Electroneum uses validators from NGOs, universities and other vetted partners, rather than a fully open public validator set. This can offer enterprises more predictable, auditable security and governance — which tends to be a concern for larger organisations who might be wary of wholly permissionless, potentially unpredictable networks.

Because Electroneum 2.0 supports EVM smart contracts, enterprises already familiar with Ethereum tooling (DevOps pipelines, smart-contract auditing frameworks, Solidity, MetaMask integration etc.) can migrate with minimal friction. This reduces switching costs compared to non-EVM chains.

Interoperability via cross-chain bridging (s— meaning enterprises can tap into liquidity and assets from other blockchains, while running operations on a green, efficient chain. That flexibility may appeal to companies wanting to hedge risk or maintain broader ecosystem access.

Lastly, Electroneum is positioned not just as a speculative chain, but as a payments, remittance and mobile-first solution aimed at financial inclusion — which may make enterprises targeting emerging markets more confident in its utility beyond DeFi or speculative use.

How are you leveraging the Hyperlane bridge and One Ocean Foundation partnership to increase liquidity and elevate the network's market cap?

Through the Hyperlane bridge, we gain cross-chain interoperability: assets like USDT and USDC can be bridged into (or out of) Electroneum, enabling liquidity flows from major blockchains to the ETN ecosystem.

That means dApps on Electroneum can tap into external liquidity pools, stablecoins and tokens — making building DeFi protocols, NFT marketplaces or payment systems on Electroneum more attractive.

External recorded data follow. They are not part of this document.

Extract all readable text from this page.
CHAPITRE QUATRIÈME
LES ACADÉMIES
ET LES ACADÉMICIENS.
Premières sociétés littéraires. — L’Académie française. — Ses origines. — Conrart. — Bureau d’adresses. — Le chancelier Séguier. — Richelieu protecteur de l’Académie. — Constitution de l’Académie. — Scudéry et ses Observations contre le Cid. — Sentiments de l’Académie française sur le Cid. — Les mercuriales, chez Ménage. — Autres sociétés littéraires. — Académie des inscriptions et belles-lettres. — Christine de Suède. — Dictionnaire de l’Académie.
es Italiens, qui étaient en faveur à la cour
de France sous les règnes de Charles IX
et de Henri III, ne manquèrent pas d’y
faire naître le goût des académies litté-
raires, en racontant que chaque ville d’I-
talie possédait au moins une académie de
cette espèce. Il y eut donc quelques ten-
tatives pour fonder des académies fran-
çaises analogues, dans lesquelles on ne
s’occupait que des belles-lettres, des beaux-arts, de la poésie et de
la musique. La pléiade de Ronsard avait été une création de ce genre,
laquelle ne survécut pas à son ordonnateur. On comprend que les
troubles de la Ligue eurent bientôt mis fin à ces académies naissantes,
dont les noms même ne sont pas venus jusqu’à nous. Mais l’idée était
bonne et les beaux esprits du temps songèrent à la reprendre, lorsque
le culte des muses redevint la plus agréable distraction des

This increased utility can drive demand for ETN, organically raising network activity and potentially market cap.

The One Ocean Foundation partnership brings a social-impact narrative by enabling tokenised, transparent donations and on-chain reporting for environmental projects, Electroneum positions itself as more than a utility blockchain — as a “blockchain for good.” That may attract ESG-minded investors, institutions and users, broadening the potential investor base.

Combining real-world impact with technical utility creates a dual value proposition: both socially responsible funding flows (via tokenised donations, sustainability reporting) and scalable financial/developer infrastructure — which can contribute to both adoption and market valuation over time.

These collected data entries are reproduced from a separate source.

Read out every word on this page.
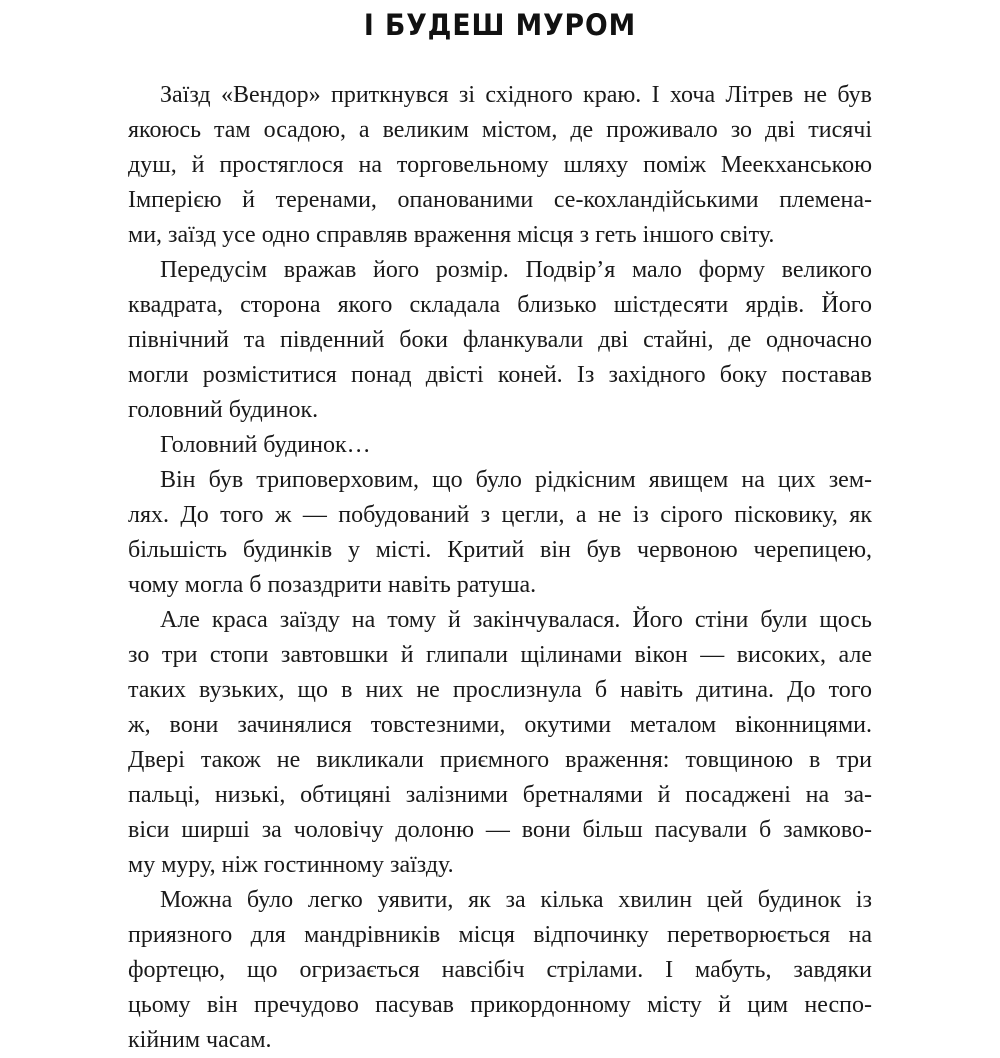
І БУДЕШ МУРОМ
Заїзд «Вендор» приткнувся зі східного краю. І хоча Літрев не був
якоюсь там осадою, а великим містом, де проживало зо дві тисячі
душ, й простяглося на торговельному шляху поміж Меекханською
Імперією й теренами, опанованими се-кохландійськими племена-
ми, заїзд усе одно справляв враження місця з геть іншого світу.
Передусім вражав його розмір. Подвір’я мало форму великого
квадрата, сторона якого складала близько шістдесяти ярдів. Його
північний та південний боки фланкували дві стайні, де одночасно
могли розміститися понад двісті коней. Із західного боку поставав
головний будинок.
Головний будинок…
Він був триповерховим, що було рідкісним явищем на цих зем-
лях. До того ж — побудований з цегли, а не із сірого пісковику, як
більшість будинків у місті. Критий він був червоною черепицею,
чому могла б позаздрити навіть ратуша.
Але краса заїзду на тому й закінчувалася. Його стіни були щось
зо три стопи завтовшки й глипали щілинами вікон — високих, але
таких вузьких, що в них не прослизнула б навіть дитина. До того
ж, вони зачинялися товстезними, окутими металом віконницями.
Двері також не викликали приємного враження: товщиною в три
пальці, низькі, обтицяні залізними бретналями й посаджені на за-
віси ширші за чоловічу долоню — вони більш пасували б замково-
му муру, ніж гостинному заїзду.
Можна було легко уявити, як за кілька хвилин цей будинок із
приязного для мандрівників місця відпочинку перетворюється на
фортецю, що огризається навсібіч стрілами. І мабуть, завдяки
цьому він пречудово пасував прикордонному місту й цим неспо-
кійним часам.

What is the current strategic role of the mobile app in the new PoR ecosystem, given that competitive mining is now eliminated?

The mobile app remains central for financial inclusion and mass-market adoption: Electroneum historically targeted unbanked populations and emerging markets, making crypto accessible via smartphone — and that remains a core use case under 2.0. According to recent coverage, ETN is still “mobile-first,” offering payments, remittances, and mobile top-ups.

Without competitive mining, the blockchain shifts focus from mining-based issuance/incentives toward utility-based adoption. The mobile app becomes the main user-onboarding, utility and everyday-use interface — facilitating token transfers, payments, merchant interactions, and real-world transactions.

For many users in emerging markets or underbanked regions, having a lightweight mobile wallet + app interface (rather than heavy staking/mining requirements) lowers the barrier to entry — supporting the mission of financial inclusion.

The app can also serve as a “gateway” to the broader 2.0 ecosystem (smart contracts, DeFi apps, NFT marketplaces) — allowing users to access more complex on-chain services from their phones. That supports network growth, user base expansion, and consistent utility demand for ETN.

What is the single biggest regulatory hurdle or opportunity for green, purpose-driven blockchains over the next two years?

As global and regional regulators increasingly integrate environmental, social and governance (ESG) criteria into financial regulation (especially for institutions, funds and corporate issuers), a blockchain that is demonstrably low-energy and socially purposeful could attract institutional interest.

We strongly believe that our humanitarian and environmental narrative (e.g. with One Ocean Foundation) could position us as compliant with evolving ESG standards — giving us a head start over “traditional” blockchains.